The orientations generated by SliceGAN don’t allow to identify grains. Figure 10a, showing the Euler angle component ϕ1 from the SliceGAN results, depicts a considerable amount of noise. Two steps are required to get a distinguishable microstructure: a minimum grain size threshold shown in Fig. 10b, and a watershed filter shown in Fig. 10c. The watershed filter uses the gradients of the Euler angles, which are computed through Sobel operators68. Figure 10d shows the sum of the gradients of each Euler angle component \(SGE=\mathop{\sum }\nolimits_{i = 1}^{3}G{\phi }_{i}\), where G is the magnitude of the gradient computed as \(G=\sqrt{{G}_{x}+{G}_{y}+{G}_{z}}\) with Gx = Sx*ϕi, Gy = Sy*ϕi, and Gz = Sz*ϕi being the derivatives in the three orthogonal directions. Sx, Sy, and Sz are the kernels weighting functions in the Sobel operator, ϕi are the components of the Euler angles, and * is a convolutional operator. SGE values close to 1 correspond to grain boundaries. The gradient field is processed using a contrast filter and a Gaussian blur filter, as shown in Fig. 10e. The difference between the denoised SliceGAN output and the average Euler angle within each watershed basin is shown in Fig. 10f.

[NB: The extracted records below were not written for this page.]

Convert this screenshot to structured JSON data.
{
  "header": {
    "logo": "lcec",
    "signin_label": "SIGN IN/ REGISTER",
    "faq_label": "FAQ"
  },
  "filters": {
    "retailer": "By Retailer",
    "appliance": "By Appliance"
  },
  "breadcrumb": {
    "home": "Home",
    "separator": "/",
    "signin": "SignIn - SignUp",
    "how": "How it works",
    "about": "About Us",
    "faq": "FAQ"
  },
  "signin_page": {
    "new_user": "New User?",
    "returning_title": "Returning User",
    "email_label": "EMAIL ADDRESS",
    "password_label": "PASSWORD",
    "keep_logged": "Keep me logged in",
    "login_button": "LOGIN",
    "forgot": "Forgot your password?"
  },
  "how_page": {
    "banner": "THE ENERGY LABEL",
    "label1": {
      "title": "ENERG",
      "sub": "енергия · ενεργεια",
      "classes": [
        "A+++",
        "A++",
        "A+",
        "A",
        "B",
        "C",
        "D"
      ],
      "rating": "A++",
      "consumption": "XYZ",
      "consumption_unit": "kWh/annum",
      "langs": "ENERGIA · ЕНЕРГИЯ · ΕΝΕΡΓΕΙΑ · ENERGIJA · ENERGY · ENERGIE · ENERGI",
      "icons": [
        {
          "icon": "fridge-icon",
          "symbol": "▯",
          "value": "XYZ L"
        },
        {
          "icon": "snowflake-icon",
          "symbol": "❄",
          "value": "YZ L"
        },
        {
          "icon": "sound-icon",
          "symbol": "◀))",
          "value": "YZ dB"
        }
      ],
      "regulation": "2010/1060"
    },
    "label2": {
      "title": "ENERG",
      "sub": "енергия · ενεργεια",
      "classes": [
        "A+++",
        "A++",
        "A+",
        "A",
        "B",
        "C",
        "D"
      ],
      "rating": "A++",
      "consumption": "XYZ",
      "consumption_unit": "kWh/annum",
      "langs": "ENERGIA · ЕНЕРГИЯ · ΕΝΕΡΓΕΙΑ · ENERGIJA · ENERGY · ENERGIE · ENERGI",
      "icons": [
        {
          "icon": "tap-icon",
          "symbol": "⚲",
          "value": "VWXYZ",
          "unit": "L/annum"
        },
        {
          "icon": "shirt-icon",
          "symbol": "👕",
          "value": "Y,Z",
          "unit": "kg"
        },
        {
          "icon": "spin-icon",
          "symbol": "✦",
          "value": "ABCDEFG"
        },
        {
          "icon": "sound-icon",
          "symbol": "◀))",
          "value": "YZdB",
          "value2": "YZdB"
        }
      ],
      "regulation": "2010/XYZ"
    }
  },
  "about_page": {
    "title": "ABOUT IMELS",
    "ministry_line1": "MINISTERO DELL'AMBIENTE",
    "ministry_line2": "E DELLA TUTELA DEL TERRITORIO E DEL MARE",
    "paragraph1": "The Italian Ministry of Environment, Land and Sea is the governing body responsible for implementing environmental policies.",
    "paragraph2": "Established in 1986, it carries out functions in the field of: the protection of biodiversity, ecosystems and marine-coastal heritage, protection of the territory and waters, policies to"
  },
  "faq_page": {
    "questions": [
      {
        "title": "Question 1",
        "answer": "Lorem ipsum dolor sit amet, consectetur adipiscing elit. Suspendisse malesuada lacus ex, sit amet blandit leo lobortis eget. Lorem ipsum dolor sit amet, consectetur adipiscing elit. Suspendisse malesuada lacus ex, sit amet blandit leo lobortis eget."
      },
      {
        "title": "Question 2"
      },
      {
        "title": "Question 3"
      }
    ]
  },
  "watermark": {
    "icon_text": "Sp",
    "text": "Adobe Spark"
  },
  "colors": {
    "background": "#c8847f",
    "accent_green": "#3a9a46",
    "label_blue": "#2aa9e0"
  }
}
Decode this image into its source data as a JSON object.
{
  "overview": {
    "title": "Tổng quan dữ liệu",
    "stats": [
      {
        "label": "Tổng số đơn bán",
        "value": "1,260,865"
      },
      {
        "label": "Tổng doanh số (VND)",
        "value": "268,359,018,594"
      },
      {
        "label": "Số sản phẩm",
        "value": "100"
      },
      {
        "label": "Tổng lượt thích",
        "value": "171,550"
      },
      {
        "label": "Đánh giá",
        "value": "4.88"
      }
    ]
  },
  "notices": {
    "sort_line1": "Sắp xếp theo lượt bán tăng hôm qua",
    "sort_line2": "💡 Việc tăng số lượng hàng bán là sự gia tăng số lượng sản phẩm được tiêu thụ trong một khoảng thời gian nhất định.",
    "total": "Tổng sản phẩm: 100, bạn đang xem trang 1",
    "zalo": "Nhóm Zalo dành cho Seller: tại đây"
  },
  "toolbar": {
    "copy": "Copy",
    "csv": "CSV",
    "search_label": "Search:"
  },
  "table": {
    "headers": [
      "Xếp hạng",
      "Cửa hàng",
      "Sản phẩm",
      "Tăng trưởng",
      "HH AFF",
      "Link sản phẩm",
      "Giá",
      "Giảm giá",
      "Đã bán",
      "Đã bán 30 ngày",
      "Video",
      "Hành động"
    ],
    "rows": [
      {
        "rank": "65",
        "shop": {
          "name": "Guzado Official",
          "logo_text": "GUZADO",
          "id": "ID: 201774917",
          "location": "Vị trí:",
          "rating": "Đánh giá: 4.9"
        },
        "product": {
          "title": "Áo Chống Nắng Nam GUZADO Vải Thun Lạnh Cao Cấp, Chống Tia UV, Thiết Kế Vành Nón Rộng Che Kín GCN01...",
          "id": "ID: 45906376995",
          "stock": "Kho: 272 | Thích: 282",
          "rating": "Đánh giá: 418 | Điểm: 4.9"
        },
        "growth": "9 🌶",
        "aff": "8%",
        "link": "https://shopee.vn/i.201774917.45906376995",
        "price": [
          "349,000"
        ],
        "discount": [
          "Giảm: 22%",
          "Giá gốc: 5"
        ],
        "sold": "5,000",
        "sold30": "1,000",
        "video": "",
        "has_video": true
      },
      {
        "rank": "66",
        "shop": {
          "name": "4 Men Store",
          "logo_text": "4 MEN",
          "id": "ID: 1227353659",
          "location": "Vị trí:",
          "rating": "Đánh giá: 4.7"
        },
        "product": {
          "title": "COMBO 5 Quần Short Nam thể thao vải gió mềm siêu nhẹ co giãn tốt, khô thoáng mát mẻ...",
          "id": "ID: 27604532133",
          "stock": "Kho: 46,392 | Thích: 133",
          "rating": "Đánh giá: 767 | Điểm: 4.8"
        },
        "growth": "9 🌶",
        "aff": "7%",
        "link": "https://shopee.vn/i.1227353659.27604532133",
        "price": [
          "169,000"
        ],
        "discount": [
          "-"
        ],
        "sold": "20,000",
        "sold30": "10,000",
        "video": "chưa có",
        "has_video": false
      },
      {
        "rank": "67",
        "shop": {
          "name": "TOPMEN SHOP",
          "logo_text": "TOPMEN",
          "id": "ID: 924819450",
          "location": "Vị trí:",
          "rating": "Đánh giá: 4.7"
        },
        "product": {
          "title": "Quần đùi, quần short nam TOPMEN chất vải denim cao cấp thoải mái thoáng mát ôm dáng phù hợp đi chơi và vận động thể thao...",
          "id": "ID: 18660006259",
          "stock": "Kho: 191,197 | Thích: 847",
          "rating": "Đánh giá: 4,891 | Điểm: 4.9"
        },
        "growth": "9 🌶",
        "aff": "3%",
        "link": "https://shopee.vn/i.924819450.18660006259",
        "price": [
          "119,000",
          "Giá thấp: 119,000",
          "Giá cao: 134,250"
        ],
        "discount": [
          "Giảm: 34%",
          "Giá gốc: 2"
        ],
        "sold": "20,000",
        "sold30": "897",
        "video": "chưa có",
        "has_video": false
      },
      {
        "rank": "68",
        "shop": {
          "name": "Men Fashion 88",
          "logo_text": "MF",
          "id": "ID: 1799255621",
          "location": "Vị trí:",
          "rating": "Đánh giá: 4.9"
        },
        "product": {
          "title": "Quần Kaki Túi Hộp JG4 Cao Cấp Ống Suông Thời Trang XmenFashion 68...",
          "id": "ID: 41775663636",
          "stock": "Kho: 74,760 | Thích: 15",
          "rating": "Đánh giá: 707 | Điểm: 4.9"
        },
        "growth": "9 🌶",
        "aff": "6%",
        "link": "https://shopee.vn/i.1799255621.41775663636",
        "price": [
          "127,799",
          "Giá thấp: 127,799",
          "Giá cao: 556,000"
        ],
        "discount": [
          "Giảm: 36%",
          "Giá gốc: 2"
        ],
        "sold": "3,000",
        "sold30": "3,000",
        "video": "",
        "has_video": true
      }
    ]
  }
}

Fig. 10: Post-processing steps of the Euler angles obtained using the SliceGAN code.
figure 10

(a) Euler angle component ϕ1 directly obtained from SliceGAN, (b) voxel size and gradient denoising, (c) average Euler angle from step (b) within each watershed basin, (d) sum of gradients of each Euler angle component, (e) gradients from step (d) after contrast and Gaussian blur, and (f) difference between denoised Euler angles from step (b) and watershed basin average Euler angles from step (c).

Data visualization

Data visualization was performed using Paraview69, MTEX54, Matplotlib70 and Inkscape.